How had she managed to get herself mixed up with a man like Carlos Bricker? She was cautious where people were concerned—especially since Karen’s death—and her instincts were usually pretty good. So how had Carlos managed to fool her so completely?
And more importantly, why hadn’t he come himself? If he hated her that much, why send someone? She thought she knew why, though. If she turned up dead, Carlos was bound to be a prime suspect. But then again, his new girlfriend might be willing to give him an alibi for the attempted assault of his ex-girlfriend. Carlos could be very charming and persuasive; he could easily convince the new gir
lfriend that the ex was just out to get him. But when it came to a murder charge, she might not be so willing to provide an alibi. Because new girlfriends eventually became ex-girlfriends. And what went around came around.
She didn’t look up when Alec sat in the chair facing her. She’d told him she was tough. That she could take whatever was in that room. Well, she wasn’t quite that strong.
Katie rubbed her forehead as if the action could erase what she’d seen. It wouldn’t. She suspected she’d be seeing that room in her nightmares for many years to come. Maybe for the rest of her life.
“How much money does it take to buy…to buy someone to do this?” She rotated the glass faster now. It was a stupid question really, but she still found herself wondering what it had cost the creep. Recently, he’d had money problems, so maybe he had even sold some of her paintings to pay for the hit on her.
“Your ex-boyfriend has nothing to do with what happened here tonight.”
It took a second for his words to sink in. When they did, she raised her gaze to his for the second time in seconds. “What are you saying?”
“This nickname. Katydid. Is there anything in your bedroom that has that written on it? The back of a photo? Inscribed on something in your jewelry box? In a book?”
She looked down at her hands, at the dried blood beneath her nails and at the sterling ring on her right hand. She fingered the band. Her sister had given it to her only weeks before her death. The inside was inscribed: To Katydid, My better half. It was the only piece of jewelry she owned with an inscription, and she never removed it.

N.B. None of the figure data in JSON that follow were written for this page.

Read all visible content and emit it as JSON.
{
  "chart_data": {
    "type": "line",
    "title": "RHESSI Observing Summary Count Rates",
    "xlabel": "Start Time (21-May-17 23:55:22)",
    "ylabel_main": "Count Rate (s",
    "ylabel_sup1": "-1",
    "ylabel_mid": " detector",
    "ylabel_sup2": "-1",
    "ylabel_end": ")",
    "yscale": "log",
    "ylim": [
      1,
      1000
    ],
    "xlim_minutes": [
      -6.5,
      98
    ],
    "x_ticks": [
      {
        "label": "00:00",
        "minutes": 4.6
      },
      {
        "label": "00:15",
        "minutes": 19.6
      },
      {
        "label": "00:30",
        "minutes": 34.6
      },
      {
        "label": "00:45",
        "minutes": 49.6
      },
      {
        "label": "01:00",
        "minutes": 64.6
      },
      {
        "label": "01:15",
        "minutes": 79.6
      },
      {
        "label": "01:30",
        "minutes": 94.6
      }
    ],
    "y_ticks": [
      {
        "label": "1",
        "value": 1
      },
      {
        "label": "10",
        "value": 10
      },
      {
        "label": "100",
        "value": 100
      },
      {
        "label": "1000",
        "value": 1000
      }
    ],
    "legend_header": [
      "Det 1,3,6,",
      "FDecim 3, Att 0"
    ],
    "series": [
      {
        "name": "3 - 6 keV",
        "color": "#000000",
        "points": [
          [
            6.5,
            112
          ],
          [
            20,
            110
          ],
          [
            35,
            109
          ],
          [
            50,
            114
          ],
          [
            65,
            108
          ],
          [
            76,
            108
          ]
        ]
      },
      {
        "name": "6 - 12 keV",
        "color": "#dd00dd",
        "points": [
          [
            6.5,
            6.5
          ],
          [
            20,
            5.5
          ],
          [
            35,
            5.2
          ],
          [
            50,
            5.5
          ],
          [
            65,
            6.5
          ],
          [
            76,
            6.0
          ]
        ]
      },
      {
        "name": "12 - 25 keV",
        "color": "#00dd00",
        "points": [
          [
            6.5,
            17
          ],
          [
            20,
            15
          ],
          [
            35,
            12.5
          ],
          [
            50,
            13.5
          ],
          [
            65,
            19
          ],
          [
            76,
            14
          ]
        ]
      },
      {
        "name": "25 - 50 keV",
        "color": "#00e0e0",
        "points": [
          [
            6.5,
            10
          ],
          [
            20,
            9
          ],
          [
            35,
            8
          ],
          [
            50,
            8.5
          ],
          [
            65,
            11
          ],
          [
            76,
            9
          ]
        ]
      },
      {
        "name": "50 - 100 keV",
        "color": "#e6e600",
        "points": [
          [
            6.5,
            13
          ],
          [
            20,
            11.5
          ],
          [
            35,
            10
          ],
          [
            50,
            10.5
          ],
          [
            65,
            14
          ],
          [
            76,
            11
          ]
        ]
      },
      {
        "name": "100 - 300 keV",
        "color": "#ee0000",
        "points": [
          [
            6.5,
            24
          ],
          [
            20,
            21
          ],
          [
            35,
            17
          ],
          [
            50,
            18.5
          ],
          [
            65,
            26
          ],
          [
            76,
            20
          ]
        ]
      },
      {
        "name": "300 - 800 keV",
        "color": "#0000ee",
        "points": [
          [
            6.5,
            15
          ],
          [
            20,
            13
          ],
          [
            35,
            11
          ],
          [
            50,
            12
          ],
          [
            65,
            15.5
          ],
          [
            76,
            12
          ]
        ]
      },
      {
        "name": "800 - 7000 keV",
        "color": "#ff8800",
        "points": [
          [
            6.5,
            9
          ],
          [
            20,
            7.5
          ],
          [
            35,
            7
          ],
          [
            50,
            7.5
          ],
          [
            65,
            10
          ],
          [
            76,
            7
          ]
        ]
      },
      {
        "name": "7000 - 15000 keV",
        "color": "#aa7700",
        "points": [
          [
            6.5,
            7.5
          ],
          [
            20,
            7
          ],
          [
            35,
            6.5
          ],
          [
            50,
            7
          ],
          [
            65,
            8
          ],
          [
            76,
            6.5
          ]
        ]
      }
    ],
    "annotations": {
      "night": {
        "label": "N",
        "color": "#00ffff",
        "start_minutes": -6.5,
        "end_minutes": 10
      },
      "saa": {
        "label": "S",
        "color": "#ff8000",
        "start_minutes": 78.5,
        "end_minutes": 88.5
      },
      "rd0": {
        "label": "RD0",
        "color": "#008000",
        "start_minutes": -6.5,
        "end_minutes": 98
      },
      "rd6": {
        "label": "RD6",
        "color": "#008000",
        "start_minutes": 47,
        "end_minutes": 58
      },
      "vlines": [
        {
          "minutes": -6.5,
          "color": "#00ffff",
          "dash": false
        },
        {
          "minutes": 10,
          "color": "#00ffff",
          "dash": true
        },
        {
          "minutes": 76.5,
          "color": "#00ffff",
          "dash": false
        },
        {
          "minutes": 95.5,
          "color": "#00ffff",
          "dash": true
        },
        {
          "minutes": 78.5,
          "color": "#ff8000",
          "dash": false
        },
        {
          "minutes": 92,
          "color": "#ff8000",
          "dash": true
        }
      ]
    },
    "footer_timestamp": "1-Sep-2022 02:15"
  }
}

“Maybe the back of a photo.” She tightened her grip on her hands. “But I don’t understand… Who else would want to harm me?” And then she saw it in Alec’s eyes. “You know who it is? Who did that to my room?” How was that possible?
“Yes.” He was composed. Too composed. Guarded.
“But how can you know who it is?”
Exhaling sharply, he looked away. When he looked back, his expression was even grimmer. “Eleven months ago, while I was still with the Bureau, I came home after two weeks on the road and found my wife murdered. Our bedroom looked exactly like yours does tonight.”